An early section of Rules of Play seeks to define ‘meaningful play’: when actions in a game successfully create meaning for the player(s). It says that meaningful play happens when actions are both ‘discernable’ and ‘integrated’: meaning you can discern ‘what’ you action does, and the outcome is ‘integrated’ with the future state of the game – it has some bearing on where the game will go.
These are definitions of the form of play. They are the prerequisites for ‘engagement’. ‘Discernability’ address the connection of the cybernetic loop between the player and the game: the book supposes the frustration you would feel if you were not made aware of activity in an RTS that was happening off-screen, or if shooting an asteroid did apparently nothing – no feedback was given. And I thought ‘sure, but can’t you outwit this requirement by making a game where the challenge of keeping up all your units across many screens, or the challenge of not knowing when your shots at asteroids had effects – couldn’t you make that the game?’ And I think you could, but it would be hard. And a different game, with a different form of play. And a different content of play too, maybe?
The ‘integration’ of these actions with a larger system is what demands the ‘discernability’ of your actions. When you want to play the game defined by the integrations, you want a closed cybernetic circuit with which to play. You want to be ‘engaged’, ‘plugged in’.

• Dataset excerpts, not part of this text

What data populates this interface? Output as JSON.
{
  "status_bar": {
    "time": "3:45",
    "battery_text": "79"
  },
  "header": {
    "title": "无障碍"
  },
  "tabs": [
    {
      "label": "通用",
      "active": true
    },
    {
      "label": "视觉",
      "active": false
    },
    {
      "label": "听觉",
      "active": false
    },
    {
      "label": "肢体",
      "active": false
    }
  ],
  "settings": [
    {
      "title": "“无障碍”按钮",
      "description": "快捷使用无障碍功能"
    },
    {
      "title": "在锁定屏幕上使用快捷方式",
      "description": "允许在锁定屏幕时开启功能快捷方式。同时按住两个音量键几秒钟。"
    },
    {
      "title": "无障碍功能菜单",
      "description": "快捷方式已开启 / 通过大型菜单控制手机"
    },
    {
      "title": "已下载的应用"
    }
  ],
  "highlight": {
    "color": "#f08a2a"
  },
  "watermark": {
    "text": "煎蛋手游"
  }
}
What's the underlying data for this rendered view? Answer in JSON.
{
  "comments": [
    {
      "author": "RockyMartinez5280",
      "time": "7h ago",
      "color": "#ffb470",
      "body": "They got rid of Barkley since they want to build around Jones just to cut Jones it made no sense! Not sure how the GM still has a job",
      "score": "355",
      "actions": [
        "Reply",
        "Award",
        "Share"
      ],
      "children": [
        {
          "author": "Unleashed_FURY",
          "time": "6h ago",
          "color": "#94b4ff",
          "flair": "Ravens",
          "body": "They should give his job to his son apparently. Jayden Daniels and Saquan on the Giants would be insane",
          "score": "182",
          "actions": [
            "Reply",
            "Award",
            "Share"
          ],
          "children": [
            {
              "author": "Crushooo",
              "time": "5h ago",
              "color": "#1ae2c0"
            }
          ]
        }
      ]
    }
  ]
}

Perhaps haiku games seek to define just enough discernable action, suggesting a mysterious integrated system that it might be a part of, and let your mind to wander. Have just enough game for you to determine what you are doing, what your rhyme scheme is, and then leave you to imagine the integrations which would provide some meaningful play in concert with the ‘rhyme scheme’. Perhaps with a good enough juxtaposition to get you started, dreaming.